Michelle Quatron doesn't have a clue why Mozart's music works, but she says she can see the effect on her 6-year-old daughter Lucy, who is autistic. "She used to sit in a corner and have no interaction with anyone," Quatron says. Two years ago, she began taking Lucy to a center in Lewes, England, that uses the Tomatis method of playing music through what's called an "electronic ear" essentially regular headphones with a piece in the middle that vibrates against the scalp, conveying sounds through bone conduction. Tomatis and his followers claim that this has a profound impact on patients' ability to hear and listen to others and themselves, which is the core of the treatment. Still, since there's no conventional scientific proof for the method, health authorities in many countries, including the Food and Drug Administration in the U.S., don't recognize it.

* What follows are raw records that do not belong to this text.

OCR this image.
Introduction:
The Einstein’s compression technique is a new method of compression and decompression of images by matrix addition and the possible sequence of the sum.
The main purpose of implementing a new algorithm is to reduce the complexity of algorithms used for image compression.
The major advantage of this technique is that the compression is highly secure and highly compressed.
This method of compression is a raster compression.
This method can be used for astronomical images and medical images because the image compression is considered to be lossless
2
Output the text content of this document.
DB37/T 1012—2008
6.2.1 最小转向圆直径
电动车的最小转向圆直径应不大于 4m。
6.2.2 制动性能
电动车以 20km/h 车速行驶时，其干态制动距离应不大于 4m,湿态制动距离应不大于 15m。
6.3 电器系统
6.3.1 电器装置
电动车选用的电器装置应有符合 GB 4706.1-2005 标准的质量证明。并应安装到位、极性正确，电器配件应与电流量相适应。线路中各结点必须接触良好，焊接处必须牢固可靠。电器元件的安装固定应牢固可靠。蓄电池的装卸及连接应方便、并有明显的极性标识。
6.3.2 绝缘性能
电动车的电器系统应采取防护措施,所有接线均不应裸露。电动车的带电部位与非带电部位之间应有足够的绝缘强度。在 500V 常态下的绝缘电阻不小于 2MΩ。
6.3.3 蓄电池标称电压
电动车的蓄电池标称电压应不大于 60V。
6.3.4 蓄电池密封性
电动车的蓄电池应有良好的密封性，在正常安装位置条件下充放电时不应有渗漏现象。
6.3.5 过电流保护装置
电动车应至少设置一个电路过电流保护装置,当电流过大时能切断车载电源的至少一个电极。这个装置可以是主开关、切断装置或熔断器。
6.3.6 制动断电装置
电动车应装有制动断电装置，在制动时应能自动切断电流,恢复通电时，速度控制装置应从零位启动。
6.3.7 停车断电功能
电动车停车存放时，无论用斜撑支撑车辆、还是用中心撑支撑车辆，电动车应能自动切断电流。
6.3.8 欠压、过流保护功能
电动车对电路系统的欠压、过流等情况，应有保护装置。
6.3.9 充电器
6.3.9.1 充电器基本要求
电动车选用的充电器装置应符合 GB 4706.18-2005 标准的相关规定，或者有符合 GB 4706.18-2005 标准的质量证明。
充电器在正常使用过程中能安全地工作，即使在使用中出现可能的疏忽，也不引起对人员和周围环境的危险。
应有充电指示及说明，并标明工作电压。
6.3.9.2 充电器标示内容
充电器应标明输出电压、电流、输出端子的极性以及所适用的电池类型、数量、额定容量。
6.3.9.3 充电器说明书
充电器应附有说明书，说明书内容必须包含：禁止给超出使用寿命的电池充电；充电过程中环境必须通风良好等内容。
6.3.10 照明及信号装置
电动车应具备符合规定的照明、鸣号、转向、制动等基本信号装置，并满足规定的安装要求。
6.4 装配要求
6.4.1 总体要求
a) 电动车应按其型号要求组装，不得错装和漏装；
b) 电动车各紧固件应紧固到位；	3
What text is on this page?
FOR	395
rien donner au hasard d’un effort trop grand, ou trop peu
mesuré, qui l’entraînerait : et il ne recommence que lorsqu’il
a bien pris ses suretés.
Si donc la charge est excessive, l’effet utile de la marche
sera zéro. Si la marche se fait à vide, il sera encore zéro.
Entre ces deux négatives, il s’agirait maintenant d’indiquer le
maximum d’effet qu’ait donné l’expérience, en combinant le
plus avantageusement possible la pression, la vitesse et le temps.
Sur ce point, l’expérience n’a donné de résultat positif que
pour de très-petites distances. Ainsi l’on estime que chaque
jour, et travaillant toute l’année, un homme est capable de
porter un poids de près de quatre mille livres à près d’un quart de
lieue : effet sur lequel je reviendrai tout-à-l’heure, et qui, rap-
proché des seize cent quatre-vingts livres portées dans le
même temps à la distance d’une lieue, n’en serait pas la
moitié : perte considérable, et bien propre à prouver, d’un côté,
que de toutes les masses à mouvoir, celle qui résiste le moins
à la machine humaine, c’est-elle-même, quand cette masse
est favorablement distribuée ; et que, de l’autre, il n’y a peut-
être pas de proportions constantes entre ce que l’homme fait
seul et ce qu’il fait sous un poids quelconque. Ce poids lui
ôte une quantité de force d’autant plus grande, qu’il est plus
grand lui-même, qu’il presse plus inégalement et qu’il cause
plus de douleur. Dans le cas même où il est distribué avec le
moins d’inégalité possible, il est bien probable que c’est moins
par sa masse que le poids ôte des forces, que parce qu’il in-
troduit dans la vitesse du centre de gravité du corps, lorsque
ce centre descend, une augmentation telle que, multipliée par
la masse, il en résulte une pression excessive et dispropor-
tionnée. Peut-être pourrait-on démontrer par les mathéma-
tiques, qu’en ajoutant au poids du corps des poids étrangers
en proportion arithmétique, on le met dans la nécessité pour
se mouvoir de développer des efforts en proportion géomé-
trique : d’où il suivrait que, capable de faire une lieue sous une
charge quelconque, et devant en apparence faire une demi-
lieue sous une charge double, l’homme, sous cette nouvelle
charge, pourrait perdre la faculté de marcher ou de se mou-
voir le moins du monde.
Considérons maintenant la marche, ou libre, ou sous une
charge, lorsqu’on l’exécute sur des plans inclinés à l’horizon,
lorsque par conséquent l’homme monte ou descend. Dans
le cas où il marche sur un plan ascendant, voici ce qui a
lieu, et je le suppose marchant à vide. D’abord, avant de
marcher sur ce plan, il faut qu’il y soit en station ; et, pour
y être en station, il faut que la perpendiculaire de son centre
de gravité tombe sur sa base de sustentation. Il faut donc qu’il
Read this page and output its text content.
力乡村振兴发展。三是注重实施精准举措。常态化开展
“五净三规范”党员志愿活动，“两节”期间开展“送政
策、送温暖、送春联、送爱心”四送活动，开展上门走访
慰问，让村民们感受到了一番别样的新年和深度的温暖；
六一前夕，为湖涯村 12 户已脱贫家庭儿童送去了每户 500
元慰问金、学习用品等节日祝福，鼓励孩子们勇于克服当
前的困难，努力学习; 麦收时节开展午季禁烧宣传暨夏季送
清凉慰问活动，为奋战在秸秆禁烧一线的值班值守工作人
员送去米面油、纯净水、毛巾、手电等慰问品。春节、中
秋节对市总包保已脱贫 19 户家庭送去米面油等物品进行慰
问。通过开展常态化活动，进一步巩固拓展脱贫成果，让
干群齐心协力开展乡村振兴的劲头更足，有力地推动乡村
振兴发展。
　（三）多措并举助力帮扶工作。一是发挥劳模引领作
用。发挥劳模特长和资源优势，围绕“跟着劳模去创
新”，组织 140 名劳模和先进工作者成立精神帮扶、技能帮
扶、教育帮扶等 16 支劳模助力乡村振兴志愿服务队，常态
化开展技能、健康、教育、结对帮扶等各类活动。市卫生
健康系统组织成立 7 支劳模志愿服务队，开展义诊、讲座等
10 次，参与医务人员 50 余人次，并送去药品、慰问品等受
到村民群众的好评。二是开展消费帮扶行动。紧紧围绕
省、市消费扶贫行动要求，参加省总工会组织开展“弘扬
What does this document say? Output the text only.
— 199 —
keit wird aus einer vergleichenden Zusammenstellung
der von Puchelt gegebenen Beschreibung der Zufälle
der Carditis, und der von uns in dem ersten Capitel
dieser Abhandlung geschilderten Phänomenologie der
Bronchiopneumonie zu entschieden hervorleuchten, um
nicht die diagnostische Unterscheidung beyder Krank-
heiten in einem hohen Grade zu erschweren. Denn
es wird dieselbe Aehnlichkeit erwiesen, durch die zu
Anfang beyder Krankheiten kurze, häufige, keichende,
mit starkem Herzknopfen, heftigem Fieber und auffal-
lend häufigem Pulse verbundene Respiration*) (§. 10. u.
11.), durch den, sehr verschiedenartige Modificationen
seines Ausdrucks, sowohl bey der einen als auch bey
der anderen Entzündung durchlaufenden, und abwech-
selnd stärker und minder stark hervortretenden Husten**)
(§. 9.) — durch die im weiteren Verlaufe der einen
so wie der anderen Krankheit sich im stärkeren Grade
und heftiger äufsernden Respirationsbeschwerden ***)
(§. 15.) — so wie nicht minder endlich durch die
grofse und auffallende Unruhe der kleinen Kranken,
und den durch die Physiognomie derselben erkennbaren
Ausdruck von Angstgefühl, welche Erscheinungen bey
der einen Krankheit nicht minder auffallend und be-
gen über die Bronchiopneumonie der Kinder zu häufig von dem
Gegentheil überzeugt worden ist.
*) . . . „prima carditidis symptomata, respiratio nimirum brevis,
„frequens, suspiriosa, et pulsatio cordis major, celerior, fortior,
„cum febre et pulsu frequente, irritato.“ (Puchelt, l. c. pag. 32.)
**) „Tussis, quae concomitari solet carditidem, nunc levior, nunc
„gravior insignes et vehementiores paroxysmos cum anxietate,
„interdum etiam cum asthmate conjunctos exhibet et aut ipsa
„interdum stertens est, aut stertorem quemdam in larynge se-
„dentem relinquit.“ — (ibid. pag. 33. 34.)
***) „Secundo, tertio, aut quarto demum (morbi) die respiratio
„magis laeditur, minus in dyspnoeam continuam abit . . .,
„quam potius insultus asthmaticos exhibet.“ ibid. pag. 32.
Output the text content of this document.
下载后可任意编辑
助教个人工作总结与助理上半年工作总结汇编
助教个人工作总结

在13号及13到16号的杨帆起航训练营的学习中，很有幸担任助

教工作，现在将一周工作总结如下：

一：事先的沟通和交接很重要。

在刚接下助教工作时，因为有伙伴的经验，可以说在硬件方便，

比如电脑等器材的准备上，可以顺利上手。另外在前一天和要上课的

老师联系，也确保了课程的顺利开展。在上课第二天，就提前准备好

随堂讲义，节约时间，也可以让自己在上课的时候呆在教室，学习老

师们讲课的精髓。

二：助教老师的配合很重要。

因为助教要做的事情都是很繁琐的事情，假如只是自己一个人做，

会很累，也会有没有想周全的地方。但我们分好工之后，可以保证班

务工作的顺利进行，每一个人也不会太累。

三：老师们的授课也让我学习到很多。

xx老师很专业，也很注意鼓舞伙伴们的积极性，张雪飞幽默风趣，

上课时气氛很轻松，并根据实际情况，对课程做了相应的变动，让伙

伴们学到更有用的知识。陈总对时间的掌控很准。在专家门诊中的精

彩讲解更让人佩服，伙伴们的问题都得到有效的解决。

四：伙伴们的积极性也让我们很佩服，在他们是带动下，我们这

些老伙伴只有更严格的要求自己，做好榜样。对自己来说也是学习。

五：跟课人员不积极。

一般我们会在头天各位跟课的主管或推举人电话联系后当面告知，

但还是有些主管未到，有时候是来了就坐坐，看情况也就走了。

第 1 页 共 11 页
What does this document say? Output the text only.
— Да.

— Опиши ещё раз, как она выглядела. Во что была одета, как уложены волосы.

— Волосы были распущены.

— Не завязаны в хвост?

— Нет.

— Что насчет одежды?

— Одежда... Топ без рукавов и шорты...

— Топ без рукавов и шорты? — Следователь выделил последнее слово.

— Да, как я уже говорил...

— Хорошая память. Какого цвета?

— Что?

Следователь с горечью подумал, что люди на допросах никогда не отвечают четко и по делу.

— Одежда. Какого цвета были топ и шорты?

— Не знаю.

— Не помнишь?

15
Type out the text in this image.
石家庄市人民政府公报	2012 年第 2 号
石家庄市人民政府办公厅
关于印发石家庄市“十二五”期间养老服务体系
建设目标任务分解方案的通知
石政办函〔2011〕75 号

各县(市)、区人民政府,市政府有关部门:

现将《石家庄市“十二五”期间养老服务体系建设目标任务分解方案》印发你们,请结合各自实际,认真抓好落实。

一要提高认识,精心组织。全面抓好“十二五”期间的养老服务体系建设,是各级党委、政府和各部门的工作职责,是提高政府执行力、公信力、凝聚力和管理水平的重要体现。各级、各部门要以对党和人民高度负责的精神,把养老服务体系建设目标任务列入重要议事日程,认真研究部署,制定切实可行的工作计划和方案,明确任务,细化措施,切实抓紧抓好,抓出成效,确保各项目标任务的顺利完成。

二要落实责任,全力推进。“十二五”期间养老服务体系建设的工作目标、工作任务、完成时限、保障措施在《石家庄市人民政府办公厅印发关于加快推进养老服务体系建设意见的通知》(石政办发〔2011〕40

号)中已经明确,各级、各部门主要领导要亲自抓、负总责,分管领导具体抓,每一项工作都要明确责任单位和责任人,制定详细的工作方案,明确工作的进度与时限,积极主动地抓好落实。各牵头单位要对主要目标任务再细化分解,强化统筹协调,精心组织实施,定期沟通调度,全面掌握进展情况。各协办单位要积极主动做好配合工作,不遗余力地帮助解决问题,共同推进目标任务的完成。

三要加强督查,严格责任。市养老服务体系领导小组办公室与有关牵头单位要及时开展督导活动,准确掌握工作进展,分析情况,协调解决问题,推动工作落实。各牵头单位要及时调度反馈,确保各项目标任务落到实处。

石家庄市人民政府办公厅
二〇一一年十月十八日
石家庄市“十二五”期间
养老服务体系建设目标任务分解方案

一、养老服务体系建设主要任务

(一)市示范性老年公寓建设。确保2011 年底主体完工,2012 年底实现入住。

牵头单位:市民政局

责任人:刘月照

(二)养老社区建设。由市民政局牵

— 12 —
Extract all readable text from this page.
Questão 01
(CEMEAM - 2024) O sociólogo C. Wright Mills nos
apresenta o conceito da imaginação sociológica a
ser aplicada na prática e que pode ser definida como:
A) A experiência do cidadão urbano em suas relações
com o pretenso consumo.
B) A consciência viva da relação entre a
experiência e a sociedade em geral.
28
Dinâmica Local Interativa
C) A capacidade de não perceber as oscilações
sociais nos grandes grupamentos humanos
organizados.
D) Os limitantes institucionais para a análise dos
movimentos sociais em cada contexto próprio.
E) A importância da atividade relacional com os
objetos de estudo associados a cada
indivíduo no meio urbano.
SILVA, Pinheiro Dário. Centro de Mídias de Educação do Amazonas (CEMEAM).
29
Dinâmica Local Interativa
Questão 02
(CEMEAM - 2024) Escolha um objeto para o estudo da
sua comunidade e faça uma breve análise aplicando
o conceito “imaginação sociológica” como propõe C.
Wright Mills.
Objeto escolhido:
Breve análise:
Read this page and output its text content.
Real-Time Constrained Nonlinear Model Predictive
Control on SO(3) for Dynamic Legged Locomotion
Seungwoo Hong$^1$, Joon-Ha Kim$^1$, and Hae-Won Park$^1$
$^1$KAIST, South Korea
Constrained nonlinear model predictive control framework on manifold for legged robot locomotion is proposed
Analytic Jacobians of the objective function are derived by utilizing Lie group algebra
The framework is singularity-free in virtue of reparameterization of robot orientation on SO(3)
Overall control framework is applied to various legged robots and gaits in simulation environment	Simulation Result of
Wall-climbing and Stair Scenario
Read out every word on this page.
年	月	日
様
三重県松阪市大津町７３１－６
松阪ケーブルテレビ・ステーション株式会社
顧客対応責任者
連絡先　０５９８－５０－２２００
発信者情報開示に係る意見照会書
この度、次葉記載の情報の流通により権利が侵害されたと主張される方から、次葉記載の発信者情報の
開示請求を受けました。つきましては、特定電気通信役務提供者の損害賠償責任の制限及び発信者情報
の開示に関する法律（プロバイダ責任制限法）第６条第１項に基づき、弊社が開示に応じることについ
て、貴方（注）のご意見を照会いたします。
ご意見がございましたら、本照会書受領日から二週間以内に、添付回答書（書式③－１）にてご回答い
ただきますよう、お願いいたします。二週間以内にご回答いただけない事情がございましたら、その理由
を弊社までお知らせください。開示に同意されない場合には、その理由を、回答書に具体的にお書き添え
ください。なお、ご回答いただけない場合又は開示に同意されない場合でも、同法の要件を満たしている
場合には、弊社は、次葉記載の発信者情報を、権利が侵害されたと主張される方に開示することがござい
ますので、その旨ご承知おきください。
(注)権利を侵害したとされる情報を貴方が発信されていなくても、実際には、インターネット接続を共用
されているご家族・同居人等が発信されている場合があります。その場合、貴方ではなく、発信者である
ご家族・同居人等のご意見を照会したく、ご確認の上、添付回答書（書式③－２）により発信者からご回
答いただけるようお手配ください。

Quatron says she was skeptical about the treatment at first, but is now a convert. "The first thing that astonished us is that she allowed it to happen that she sat for two hours listening to Mozart, and not just once but every day for 14 days," Quatron says. And she's thrilled with the changes she sees. "Lucy is making friends. Her eye contact has improved and her language has come on so much. It's like she's opening out. She's coming right out of herself."
In the official world of music therapy, such methods are viewed as hokey. That's because registered therapists working with handicapped or troubled children usually get them to make music as a way of expressing themselves and interacting with one another. In Britain, where music therapy has been a registered health profession since 1999, Gary Ansdell at the Nordoff Robbins Music Therapy Center in London points out that "it's all about active music making, not passive listening." Ansdell is also scornful of Don Campbell and his "Mozart effect" empire. "It has to be more complex than that," he says. "We're not doing Mozart a favor to reduce him to an effect."
But in this Mozart anniversary year, it seems, anything goes. Just ask Carlo Cagnozzi. He's a Tuscan winemaker in Montalcino, near Siena, who has been piping Mozart to his vines for the past five years. He first had the idea as a young man, when he would bring his accordion to the grape harvest. Playing Mozart round the clock to his grapes has a dramatic effect, he claims. "It ripens them faster," he says, adding that it also keeps away parasites and birds. If Mozart had really been buried in a pauper's grave, he would probably be spinning in it. But with so little still understood about the psychological and physiological effects of music, researchers from the University of Florence are now studying Cagnozzi's claims. Says Don Campbell, the Mozart effect author: "Mozart has universal appeal. The discussion needs to continue. We are just beginning to ask the right questions." The swirling controversy seems sure to continue and Campbell will carry on selling his CDs. Even if his claims about Mozart's music making us smarter are bogus, he's helping to introduce a lot of people to a composer whose music remains relevant, 250 years after his birth.